Cloud Presses IT Pros to Show Value in New Ways
June 30, 2011You gotta love the headline on the Federal Computer Week piece, "How cloud computing messes with your team." It covers an IDC report that looks at how the move to cloud offerings will affect the government IT work force. Lots of IT folks, not just in government, are worried about what the cloud will mean for their jobs.
“Government IT Workers Can Find a Valuable New Niche as Solutions Migrate to Cloud,” (subscription required) says there will be plenty of work to go around for properly skilled IT workers, but the work will evolve.
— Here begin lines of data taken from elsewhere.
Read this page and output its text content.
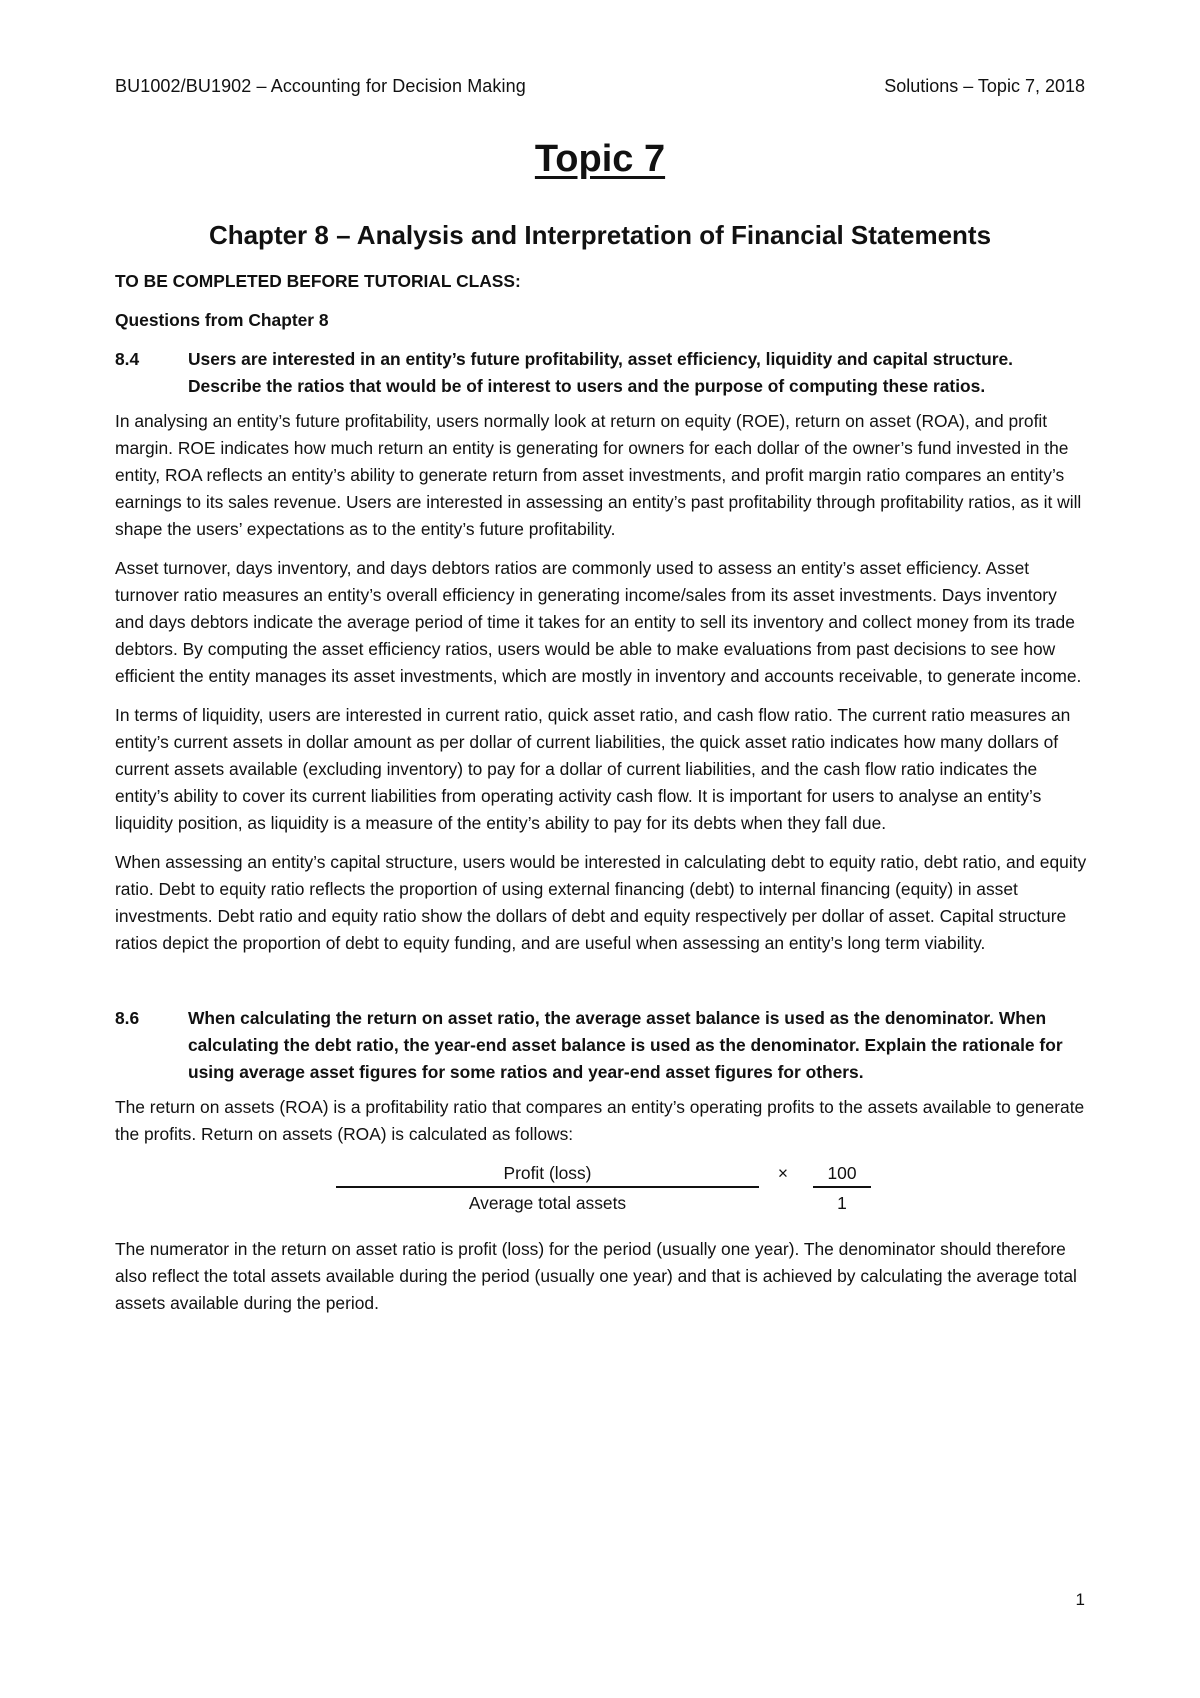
BU1002/BU1902 – Accounting for Decision Making	Solutions – Topic 7, 2018
Topic 7
Chapter 8 – Analysis and Interpretation of Financial Statements

TO BE COMPLETED BEFORE TUTORIAL CLASS:

Questions from Chapter 8

8.4	Users are interested in an entity’s future profitability, asset efficiency, liquidity and capital structure. Describe the ratios that would be of interest to users and the purpose of computing these ratios.

In analysing an entity’s future profitability, users normally look at return on equity (ROE), return on asset (ROA), and profit margin. ROE indicates how much return an entity is generating for owners for each dollar of the owner’s fund invested in the entity, ROA reflects an entity’s ability to generate return from asset investments, and profit margin ratio compares an entity’s earnings to its sales revenue. Users are interested in assessing an entity’s past profitability through profitability ratios, as it will shape the users’ expectations as to the entity’s future profitability.

Asset turnover, days inventory, and days debtors ratios are commonly used to assess an entity’s asset efficiency. Asset turnover ratio measures an entity’s overall efficiency in generating income/sales from its asset investments. Days inventory and days debtors indicate the average period of time it takes for an entity to sell its inventory and collect money from its trade debtors. By computing the asset efficiency ratios, users would be able to make evaluations from past decisions to see how efficient the entity manages its asset investments, which are mostly in inventory and accounts receivable, to generate income.

In terms of liquidity, users are interested in current ratio, quick asset ratio, and cash flow ratio. The current ratio measures an entity’s current assets in dollar amount as per dollar of current liabilities, the quick asset ratio indicates how many dollars of current assets available (excluding inventory) to pay for a dollar of current liabilities, and the cash flow ratio indicates the entity’s ability to cover its current liabilities from operating activity cash flow. It is important for users to analyse an entity’s liquidity position, as liquidity is a measure of the entity’s ability to pay for its debts when they fall due.

When assessing an entity’s capital structure, users would be interested in calculating debt to equity ratio, debt ratio, and equity ratio. Debt to equity ratio reflects the proportion of using external financing (debt) to internal financing (equity) in asset investments. Debt ratio and equity ratio show the dollars of debt and equity respectively per dollar of asset. Capital structure ratios depict the proportion of debt to equity funding, and are useful when assessing an entity’s long term viability.

8.6	When calculating the return on asset ratio, the average asset balance is used as the denominator. When calculating the debt ratio, the year-end asset balance is used as the denominator. Explain the rationale for using average asset figures for some ratios and year-end asset figures for others.

The return on assets (ROA) is a profitability ratio that compares an entity’s operating profits to the assets available to generate the profits. Return on assets (ROA) is calculated as follows:

Profit (loss)
Average total assets
×	100
1

The numerator in the return on asset ratio is profit (loss) for the period (usually one year). The denominator should therefore also reflect the total assets available during the period (usually one year) and that is achieved by calculating the average total assets available during the period.

1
There will be less work in maintaining systems and the biggest threat to IT will be if department managers and users go directly to a third-party provider rather than working through a centralized IT department.
It’s important that IT shows it provides value, the report says, and lists three ways it can do so:
- by understanding the special needs of their agency and being able to select appropriate technologies to meet those requirements.
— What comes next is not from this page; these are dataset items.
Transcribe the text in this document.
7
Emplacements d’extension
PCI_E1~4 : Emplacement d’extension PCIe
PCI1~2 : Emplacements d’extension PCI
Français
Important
- by becoming experts in the cloud service provider landscape, so they can guide their users as they weigh various options to meet their business needs.
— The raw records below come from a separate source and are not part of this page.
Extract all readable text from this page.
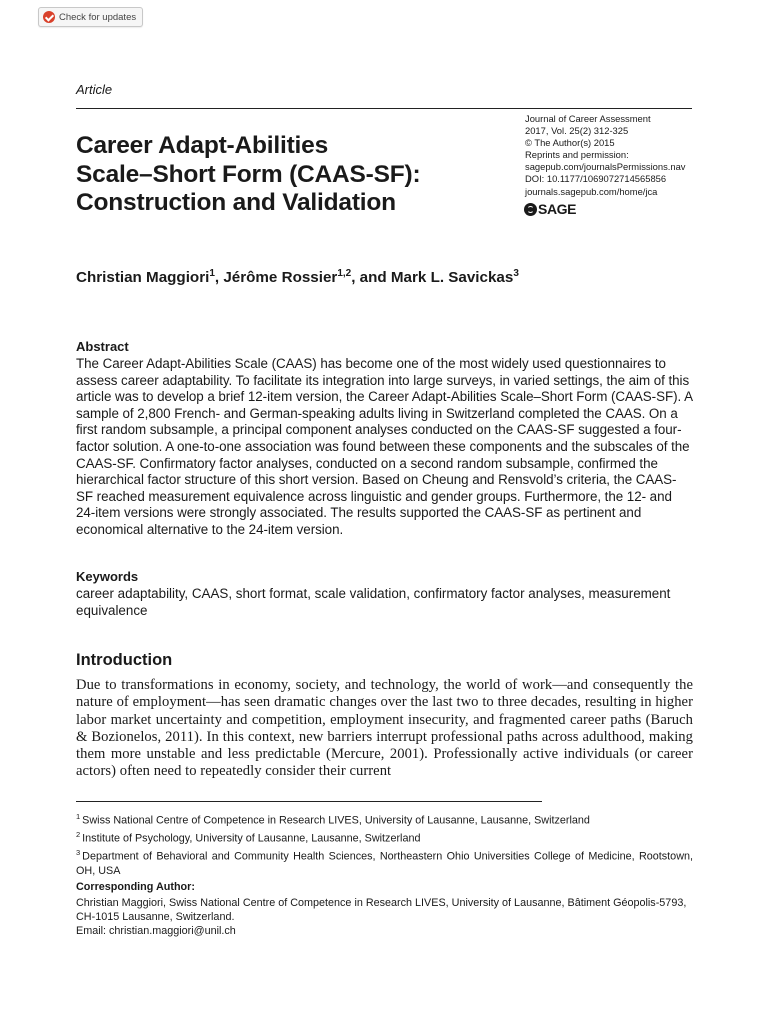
Check for updates
Article
Career Adapt-Abilities
Scale–Short Form (CAAS-SF):
Construction and Validation
Journal of Career Assessment
2017, Vol. 25(2) 312-325
© The Author(s) 2015
Reprints and permission:
sagepub.com/journalsPermissions.nav
DOI: 10.1177/1069072714565856
journals.sagepub.com/home/jca
SAGE
Christian Maggiori$^1$, Jérôme Rossier$^{1,2}$, and Mark L. Savickas$^3$
Abstract
The Career Adapt-Abilities Scale (CAAS) has become one of the most widely used questionnaires to assess career adaptability. To facilitate its integration into large surveys, in varied settings, the aim of this article was to develop a brief 12-item version, the Career Adapt-Abilities Scale–Short Form (CAAS-SF). A sample of 2,800 French- and German-speaking adults living in Switzerland completed the CAAS. On a first random subsample, a principal component analyses conducted on the CAAS-SF suggested a four-factor solution. A one-to-one association was found between these components and the subscales of the CAAS-SF. Confirmatory factor analyses, conducted on a second random subsample, confirmed the hierarchical factor structure of this short version. Based on Cheung and Rensvold’s criteria, the CAAS-SF reached measurement equivalence across linguistic and gender groups. Furthermore, the 12- and 24-item versions were strongly associated. The results supported the CAAS-SF as pertinent and economical alternative to the 24-item version.
Keywords
career adaptability, CAAS, short format, scale validation, confirmatory factor analyses, measurement equivalence
Introduction
Due to transformations in economy, society, and technology, the world of work—and consequently the nature of employment—has seen dramatic changes over the last two to three decades, resulting in higher labor market uncertainty and competition, employment insecurity, and fragmented career paths (Baruch & Bozionelos, 2011). In this context, new barriers interrupt professional paths across adulthood, making them more unstable and less predictable (Mercure, 2001). Professionally active individuals (or career actors) often need to repeatedly consider their current
$^1$ Swiss National Centre of Competence in Research LIVES, University of Lausanne, Lausanne, Switzerland
$^2$ Institute of Psychology, University of Lausanne, Lausanne, Switzerland
$^3$ Department of Behavioral and Community Health Sciences, Northeastern Ohio Universities College of Medicine, Rootstown, OH, USA
Corresponding Author:
Christian Maggiori, Swiss National Centre of Competence in Research LIVES, University of Lausanne, Bâtiment Géopolis-5793, CH-1015 Lausanne, Switzerland.
Email: christian.maggiori@unil.ch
- as cloud services become the focal point for innovation, by helping agency colleagues sort through and capitalize on these new capabilities.
In a blog post, Shawn McCarthy, research director for the report, writes:
The second annual Cloud Leadership Forum (hosted by IDC and IDG Enterprise) in Santa Clara, CA, last week was a bit of an eye-opener when discussions touched on how current IT employees will fit into the rapidly evolving world of cloud computing.
The stark reality is that cloud migrations will have a very significant impact on many IT workers. But even as some jobs will go away, others will evolve in dynamic new ways. Multiple speakers at the event made it clear that many IT shops, including government IT facilities, will become less about systems operation and maintenance and more about operating as centers of information technology expertise for their organizations. Workers will take on evaluation and advisory roles, essentially becoming service brokers who are able to leverage their specific knowledge to help ask the right questions and judge details about the correct technologies for specific solutions. They also may be called upon to establish price points and effective platforms for those solutions.
Our Mike Vizard wrote about the new role of the enterprise IT person:
But even as the infrastructure and, in some cases entire applications, move into the cloud, somebody still needs to manage and integrate these services on behalf of the business. That person may not look like the classic enterprise IT person we know today. Instead, they will probably be a much more business-centric IT person. But whoever they are, the process of governing IT services in the cloud via various policies engines will still need to be done.
Vizard’s advice to IT pros:
[They] should be positioning themselves to be the general contractors of a rich set of integrated services, as opposed to being seen as the people that maintain a whole lot of underutilized hardware and software that the rest of the business views as a fixed asset that needs to be eliminated.
And my colleague Ann All wrote that for managers, it’s important to keep fear at bay among the ranks by keeping staff in the loop as changes are occurring and discussing with them the possible impact on their jobs. She quotes Doug Pierce, global IT director for advertising and event marketing agency Momentum Worldwide, where nearly a third of IT staffers’ jobs changed as it moved some services to the cloud, saying:
We let them know that, hey, we’re going into new technologies that are at the forefront of innovation and you’re going to be right there with us, so they’re very excited. We took the time to explain the vision and rallying the troops around it.
Among the new opportunities the cloud brought for IT staff: custom application work to complement and customize cloud solutions.